Egg Mania is an good example of this. Here is a puzzler with enough personality and polish to elevate it above the level of Cheap Gimmick. It's a good little game.
For some reason, the Advance has seen very few puzzlers. There was a long stretch in the 1990's when the original Gameboy had nothing but puzzle games. A lot of those titles were really good, too. What happened to them? I expected the steady stream of puzzlers to continue into this decade, but they've all but died out. Goodness knows, games like these can't be expensive to produce.
Excuse me, I'm rambling here. It happens.
What you should know about Egg Mania is that it takes the standard Tetris game, adds a few clever twists to the formula, and still manages to feel fresh. Here, you are given your choice of egg charcters, each with their own unique look, who must catch the falling pieces and form the rows.
Egg Mania, however, is not about clearing endless rows of blocks. The goal is to build towers so that you can escape to a waiting balloon at the top of the playfield. You must, however, pay attention to your structural integrity. For insance, if you were simply to throw blocks on top of one another, eventually, the foundation will collapse and you'll lose all the pieces. Since this is a race to the top, you will lose precious time. Oh, and one more thing: your pit is being filled with water.
It's a great example of solid game design. You must call upon your Tetris skills, but you must also keep your eyes on your opponent, who is trying to beat you to the finish. There are a number of power-ups and bonus blocks, ranging from concrete (to fill up holes) to faster speed, to - my favorite - bombs.
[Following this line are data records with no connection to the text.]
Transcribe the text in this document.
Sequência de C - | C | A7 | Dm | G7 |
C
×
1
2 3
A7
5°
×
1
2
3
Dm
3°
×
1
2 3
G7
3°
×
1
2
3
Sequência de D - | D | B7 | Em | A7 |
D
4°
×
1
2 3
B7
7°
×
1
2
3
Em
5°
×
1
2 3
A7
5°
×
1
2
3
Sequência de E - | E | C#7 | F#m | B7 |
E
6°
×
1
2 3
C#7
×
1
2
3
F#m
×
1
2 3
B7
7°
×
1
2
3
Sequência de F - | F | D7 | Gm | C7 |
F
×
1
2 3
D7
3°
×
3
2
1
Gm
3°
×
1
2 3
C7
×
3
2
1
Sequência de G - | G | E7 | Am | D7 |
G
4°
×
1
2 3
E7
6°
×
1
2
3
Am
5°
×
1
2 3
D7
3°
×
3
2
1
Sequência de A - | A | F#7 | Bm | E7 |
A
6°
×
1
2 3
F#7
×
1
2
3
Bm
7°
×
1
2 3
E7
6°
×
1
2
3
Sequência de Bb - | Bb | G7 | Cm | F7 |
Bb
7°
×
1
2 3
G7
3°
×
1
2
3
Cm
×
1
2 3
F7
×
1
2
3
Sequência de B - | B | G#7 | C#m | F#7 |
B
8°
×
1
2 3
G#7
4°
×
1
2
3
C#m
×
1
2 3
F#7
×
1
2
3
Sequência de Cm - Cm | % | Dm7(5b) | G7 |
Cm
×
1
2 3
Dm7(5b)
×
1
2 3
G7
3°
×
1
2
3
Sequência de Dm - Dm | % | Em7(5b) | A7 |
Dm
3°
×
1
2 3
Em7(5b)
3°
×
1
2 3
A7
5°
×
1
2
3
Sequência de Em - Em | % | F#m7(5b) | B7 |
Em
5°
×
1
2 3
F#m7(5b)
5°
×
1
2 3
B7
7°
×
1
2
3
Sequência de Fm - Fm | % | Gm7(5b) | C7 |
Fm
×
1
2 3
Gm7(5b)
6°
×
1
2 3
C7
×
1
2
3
I'm sure you know what to do with those.
There are a number of gameplay modes, including a special bomb-throwing mode where you and a friend just throw bombs at each other (it plays like a portable Twinkle Star Sprites). Usually, the single-player game involves a ladder progression against different eggs, playing against any number of brightly colorful backdrops.
I find myself enjoying this game, but I suspect this was made with human opponents in mind. Playing the computer feels functionary at best, because there's never really any challenge. You're just going through the motions. Why isn't there more variety in the computer players' strategy and technique? Why isn't this game, well, tougher?
Playing against a friend is where the real action lies, and my suspicion is the single-player modes are merely practice for the real action. And on that front, it really does work. There can be some really heated matches, especially when you're hurling bombs at one another. If that isn't your idea of fun, then I don't know what is.